Os arquitetos, por sua vez, atuam nesse cenário e abraçam o establishment artístico. Há história aqui: Richard Serra já acusou seu ex-amigo Frank Gehry de 'desfilar... o arquiteto como artista' e esquecer as diferenças em suas áreas. O glamour do mundo da arte contemporânea (assim como o seu dinheiro) é sem dúvida um factor.
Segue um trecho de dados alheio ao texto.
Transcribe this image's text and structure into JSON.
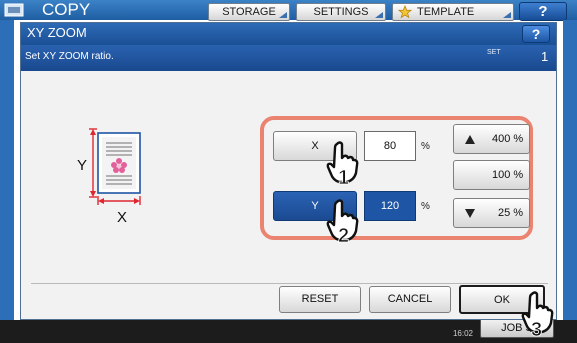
{
  "header": {
    "app_title": "COPY",
    "tabs": [
      {
        "label": "STORAGE"
      },
      {
        "label": "SETTINGS"
      },
      {
        "label": "TEMPLATE"
      }
    ],
    "help_label": "?"
  },
  "dialog": {
    "title": "XY ZOOM",
    "help_label": "?",
    "instruction": "Set XY ZOOM ratio.",
    "set_label": "SET",
    "set_number": "1",
    "diagram": {
      "x_label": "X",
      "y_label": "Y"
    },
    "x_control": {
      "label": "X",
      "value": "80",
      "unit": "%"
    },
    "y_control": {
      "label": "Y",
      "value": "120",
      "unit": "%",
      "selected": true
    },
    "presets": {
      "up_label": "400 %",
      "mid_label": "100 %",
      "down_label": "25 %"
    },
    "footer": {
      "reset_label": "RESET",
      "cancel_label": "CANCEL",
      "ok_label": "OK"
    }
  },
  "status": {
    "time": "16:02",
    "job_status_label": "JOB S"
  },
  "step_markers": [
    "1",
    "2",
    "3"
  ],
  "colors": {
    "accent_blue": "#1e55a4",
    "highlight": "#ea8470"
  }
}
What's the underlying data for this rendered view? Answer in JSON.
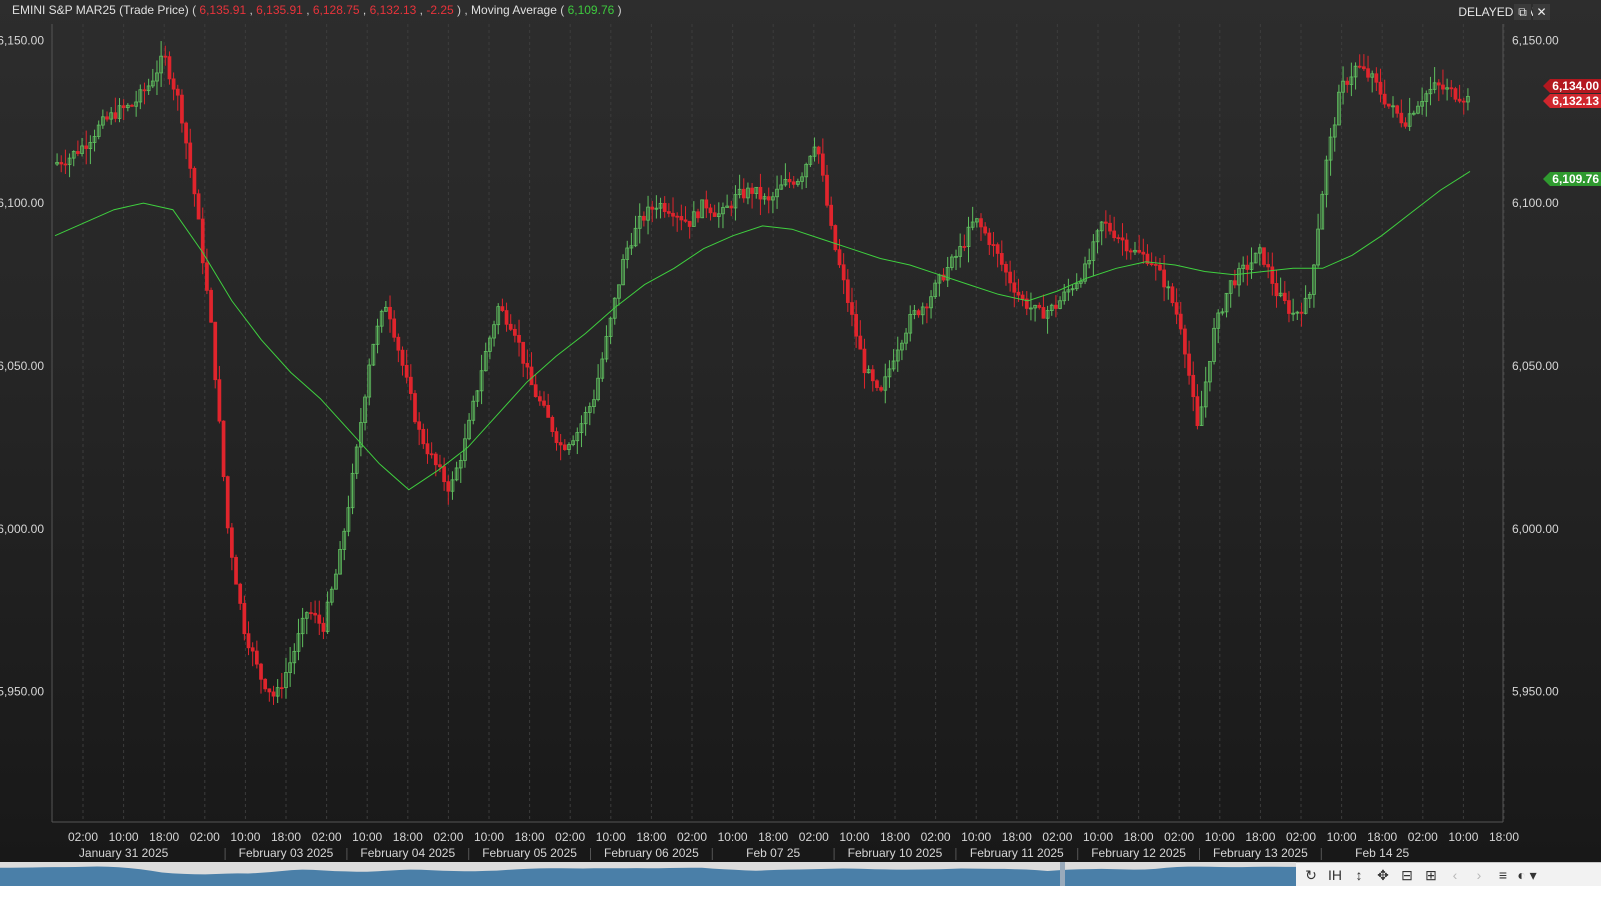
{
  "header": {
    "instrument": "EMINI S&P MAR25 (Trade Price)",
    "open": "6,135.91",
    "high": "6,135.91",
    "low": "6,128.75",
    "close": "6,132.13",
    "change": "-2.25",
    "indicator_label": "Moving Average",
    "indicator_value": "6,109.76",
    "delayed_label": "DELAYED DATA"
  },
  "window_buttons": {
    "restore_icon": "restore-icon",
    "close_icon": "close-icon",
    "restore_glyph": "⧉",
    "close_glyph": "✕"
  },
  "price_tags": {
    "ask": "6,134.00",
    "last": "6,132.13",
    "ma": "6,109.76"
  },
  "colors": {
    "up": "#5fbf5f",
    "down": "#e0252d",
    "ma_line": "#3fd03f",
    "grid": "#3c3c3c",
    "axis_text": "#d6d6d6",
    "navigator": "#4a7fa8"
  },
  "chart_data": {
    "type": "candlestick",
    "ylim": [
      5910,
      6155
    ],
    "y_ticks": [
      "6,150.00",
      "6,100.00",
      "6,050.00",
      "6,000.00",
      "5,950.00"
    ],
    "y_tick_values": [
      6150,
      6100,
      6050,
      6000,
      5950
    ],
    "time_labels": [
      "02:00",
      "10:00",
      "18:00",
      "02:00",
      "10:00",
      "18:00",
      "02:00",
      "10:00",
      "18:00",
      "02:00",
      "10:00",
      "18:00",
      "02:00",
      "10:00",
      "18:00",
      "02:00",
      "10:00",
      "18:00",
      "02:00",
      "10:00",
      "18:00",
      "02:00",
      "10:00",
      "18:00",
      "02:00",
      "10:00",
      "18:00",
      "02:00",
      "10:00",
      "18:00",
      "02:00",
      "10:00",
      "18:00",
      "02:00",
      "10:00",
      "18:00"
    ],
    "date_labels": [
      "January 31 2025",
      "February 03 2025",
      "February 04 2025",
      "February 05 2025",
      "February 06 2025",
      "Feb 07 25",
      "February 10 2025",
      "February 11 2025",
      "February 12 2025",
      "February 13 2025",
      "Feb 14 25"
    ],
    "price_path": [
      6112,
      6114,
      6118,
      6124,
      6128,
      6130,
      6136,
      6145,
      6130,
      6100,
      6060,
      6000,
      5970,
      5955,
      5948,
      5960,
      5975,
      5970,
      5990,
      6020,
      6055,
      6070,
      6050,
      6030,
      6020,
      6012,
      6028,
      6050,
      6068,
      6062,
      6045,
      6035,
      6025,
      6030,
      6040,
      6062,
      6085,
      6095,
      6100,
      6098,
      6094,
      6100,
      6096,
      6102,
      6104,
      6100,
      6106,
      6108,
      6120,
      6090,
      6070,
      6050,
      6040,
      6055,
      6065,
      6070,
      6078,
      6085,
      6095,
      6088,
      6078,
      6070,
      6066,
      6068,
      6074,
      6080,
      6094,
      6090,
      6085,
      6083,
      6075,
      6062,
      6030,
      6060,
      6075,
      6080,
      6085,
      6072,
      6066,
      6070,
      6110,
      6135,
      6142,
      6138,
      6130,
      6125,
      6132,
      6136,
      6134,
      6132.13
    ],
    "moving_average": [
      6090,
      6094,
      6098,
      6100,
      6098,
      6085,
      6070,
      6058,
      6048,
      6040,
      6030,
      6020,
      6012,
      6018,
      6025,
      6035,
      6045,
      6053,
      6060,
      6068,
      6075,
      6080,
      6086,
      6090,
      6093,
      6092,
      6089,
      6086,
      6083,
      6081,
      6078,
      6075,
      6072,
      6070,
      6073,
      6077,
      6080,
      6082,
      6081,
      6079,
      6078,
      6079,
      6080,
      6080,
      6084,
      6090,
      6097,
      6104,
      6109.76
    ],
    "last_price": 6132.13,
    "ma_last": 6109.76
  },
  "toolbar": {
    "items": [
      {
        "name": "refresh-icon",
        "glyph": "↻",
        "enabled": true
      },
      {
        "name": "chart-type-icon",
        "glyph": "IH ▾",
        "enabled": true
      },
      {
        "name": "vertical-zoom-icon",
        "glyph": "↕",
        "enabled": true
      },
      {
        "name": "pan-icon",
        "glyph": "✥",
        "enabled": true
      },
      {
        "name": "zoom-out-icon",
        "glyph": "⊟",
        "enabled": true
      },
      {
        "name": "zoom-in-icon",
        "glyph": "⊞",
        "enabled": true
      },
      {
        "name": "back-icon",
        "glyph": "‹",
        "enabled": false
      },
      {
        "name": "forward-icon",
        "glyph": "›",
        "enabled": false
      },
      {
        "name": "menu-icon",
        "glyph": "≡",
        "enabled": true
      },
      {
        "name": "palette-icon",
        "glyph": "◐ ▾",
        "enabled": true
      }
    ]
  }
}
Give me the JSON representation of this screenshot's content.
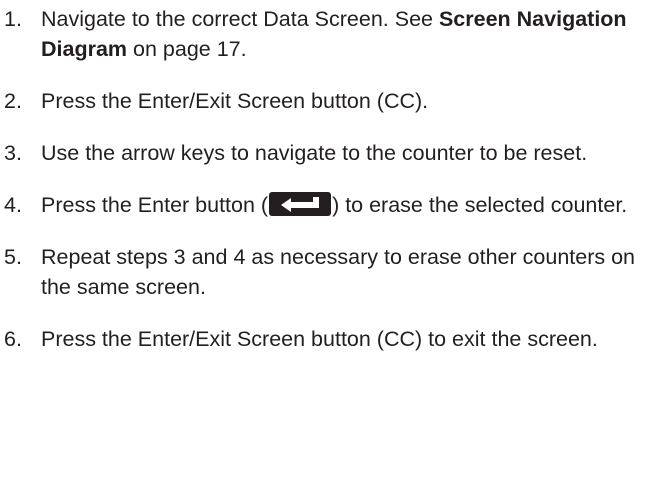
{
  "steps": [
    {
      "number": "1.",
      "text_before": "Navigate to the correct Data Screen. See ",
      "bold": "Screen Navigation Diagram",
      "text_after": " on page 17."
    },
    {
      "number": "2.",
      "text": "Press the Enter/Exit Screen button (CC)."
    },
    {
      "number": "3.",
      "text": "Use the arrow keys to navigate to the counter to be reset."
    },
    {
      "number": "4.",
      "text_before": "Press the Enter button (",
      "icon": "enter-key-icon",
      "text_after": ") to erase the selected counter."
    },
    {
      "number": "5.",
      "text": "Repeat steps 3 and 4 as necessary to erase other counters on the same screen."
    },
    {
      "number": "6.",
      "text": "Press the Enter/Exit Screen button (CC) to exit the screen."
    }
  ],
  "colors": {
    "text": "#231f20",
    "icon_bg": "#231f20",
    "icon_fg": "#ffffff"
  }
}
Mas pode haver motivos ainda mais cínicos em jogo. Muitas empresas de arquitectura ocidentais aclamadas dependem de clientes desagradáveis: empresas monopolizadoras, oligarcas extractivas, estados com registos manchados de direitos humanos e desrespeito casual pela segurança dos trabalhadores da construção. Nos últimos anos, os holofotes recaíram especialmente sobre o Catar. Numerosos estúdios internacionais proeminentes – IM Pei, Zaha Hadid Architects, OMA, Jean Nouvel, Foster + Partners, Allies &. Morrison, entre outros – projetaram grandes edifícios lá. Entre 2010 e 2020, cerca de 6.500 trabalhadores migrantes morreram no país, uma proporção significativa dos quais se acredita terem estado envolvidos na construção.